La réalité rattrape durement les petites villes canadiennes. Un peu partout au pays, la population vieillit et les jeunes s'exilent pour la ville; le maintien des infrastructures ainsi que le haut taux de chômage engendrent de nombreux problèmes. Mais certains villages entendent bien réagir.

Pourtant, leurs habitants savent que les chiffres ne leur sont pas favorables. Le dernier recensement indique que la population rurale représente désormais moins de 20 pour cent de la moyenne nationale, une première au pays. Et tandis que les régions semi-rurales réussissent bien, les endroits les plus isolés du pays connaissent les reculs les plus importants.

Selon Bill Reimer, professeur à l'université Concordia et directeur du projet de recherche sur la nouvelle économie rurale, les secteurs à partir desquels les déplacements vers les grandes villes sont ardus voient, de manière générale, leur taille diminuer.

M. Reimer, qui observe les villages canadiens depuis plus d'une décennie, croit qu'«à moins qu'un village soit près d'un centre urbain ou d'une attraction comme une montagne, on y constate de nombreux problèmes».

Bien que l'avenir de ces villages semble désolant, les habitants de certains de ces secteurs tentent de renverser la vapeur. Ils misent ainsi sur la créativité et l'esprit de communauté, caractéristique des petites villes.

À travers le Canada, les efforts combinés permettent ainsi la mise sur pied de coopératives, la création d'équipes sportives ou, même, de communauté pour les retraités.

Mais le défi en est un de taille dans les plus petites villes. Au Québec, plus de 80 pour cent des villes dites «dévitalisées» comptent 800 habitants ou moins.

Résultat, les municipalités peinent à offrir les services de base à leurs résidents. Les routes, systèmes d'égout et écoles, mais aussi le maintien d'épiceries et de stations-services y sont problématiques.

À Notre-Dame-de-Ham, dans le Centre-du-Québec, les citoyens ont mis sur pied une coopérative afin d'ouvrir un établissement qui regroupe un dépanneur, une station-service et un restaurant. Ils espèrent ainsi ne plus avoir à parcourir une distance de 25 kilomètres aller-retour pour acheter du lait.

La coopérative compte à présent 97 membres, soit environ le quart de la population. Ils ont fourni 35 000 $ au total.

Selon M. Reimer, le succès d'une ville repose sur les talents et les efforts de sa communauté.

Il prend la ville de Warner, en Alberta, en exemple.
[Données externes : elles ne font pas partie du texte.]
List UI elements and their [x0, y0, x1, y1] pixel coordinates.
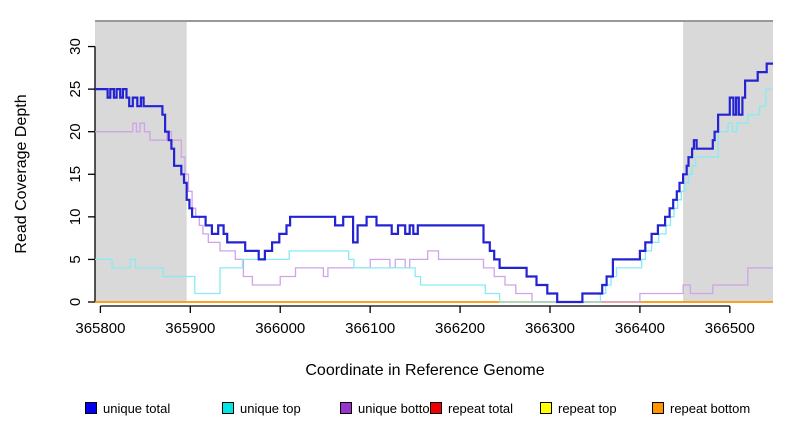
- y-tick-label: 10: [67, 209, 84, 226]
- y-tick-label: 25: [67, 81, 84, 98]
- legend-swatch-unique-total: [85, 402, 97, 414]
- x-tick-label: 365800: [75, 320, 125, 337]
- legend-label: unique bottom: [358, 401, 441, 416]
- y-tick-label: 30: [67, 38, 84, 55]
- y-tick-label: 15: [67, 166, 84, 183]
- x-tick-label: 366300: [525, 320, 575, 337]
- y-axis-title: Read Coverage Depth: [13, 94, 30, 254]
- legend-label: unique total: [103, 401, 171, 416]
- x-axis-title: Coordinate in Reference Genome: [305, 362, 545, 379]
- legend-swatch-repeat-top: [540, 402, 552, 414]
- legend-label: unique top: [240, 401, 301, 416]
- x-tick-label: 365900: [165, 320, 215, 337]
- legend-swatch-repeat-total: [430, 402, 442, 414]
- series-unique-top-line: [95, 88, 773, 303]
- legend-swatch-unique-top: [222, 402, 234, 414]
- y-tick-label: 20: [67, 123, 84, 140]
- x-tick-label: 366400: [615, 320, 665, 337]
- x-tick-label: 366100: [345, 320, 395, 337]
- x-tick-label: 366000: [255, 320, 305, 337]
- legend-swatch-unique-bottom: [340, 402, 352, 414]
- y-tick-label: 5: [67, 255, 84, 263]
- legend-label: repeat total: [448, 401, 514, 416]
- x-tick-label: 366500: [705, 320, 755, 337]
- legend-label: repeat bottom: [670, 401, 751, 416]
- left-gray-region: [95, 21, 187, 302]
- legend: unique total unique top unique bottom repea…: [0, 400, 792, 420]
- legend-swatch-repeat-bottom: [652, 402, 664, 414]
- y-tick-label: 0: [67, 298, 84, 306]
- series-unique-total-line: [95, 62, 773, 304]
- series-unique-bottom-line: [95, 122, 773, 303]
- x-tick-label: 366200: [435, 320, 485, 337]
- legend-label: repeat top: [558, 401, 617, 416]
- right-gray-region: [683, 21, 773, 302]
À partir d'un aréna en ruines et avec l'aide d'un entraîneur qualifié, cette communauté de 383 âmes a réussi à lancer une école de hockey destinée aux filles, qui est désormais reconnue sur la scène nationale.

«L'important, c'est de trouver un créneau», résume M. Reimer.

Le village québécois de Cap-à-l'Aigle, en Charlevoix, qui bénéficie d'un micro-climat favorable au lilas, a lui aussi su miser sur ses forces. Le village d'Elliott Lake, au nord de l'Ontario, est passé de ville minière à l'abandon à une communauté de retraités.

Même la ville de Springhill, en Nouvelle-Écosse, a su tirer profit d'une catastrophe. Lieu d'une des catastrophes minières les plus importantes au pays, Springhill utilise aujourd'hui l'apport en eau chaude des anciens puits de la mine comme source d'énergie géothermique.

Au Québec, un plan d'action lancé en 2008 prévoit aider les villes «dévitalisées» par le biais de subventions pour les petites communautés et d'une aide pour le maintien des infrastructures, des écoles et des services de base.

Des projets qui s'inscrivent dans la nouvelle mentalité du  gouvernement vis-à-vis le développement des petites villes, aux dires de M. Reimer.

«Avant, on voulait attirer les grosses compagnies, des producteurs de bois ou des usines», a-t-il expliqué.

«Puis, on s'est rendu compte que l'arrivée de ces grosses compagnies étrangères, dont les services sont hautement automatisés, ne permettait pas de créer autant d'emplois ou d'apporter autant de changements positifs dans le village qu'on le croyait.»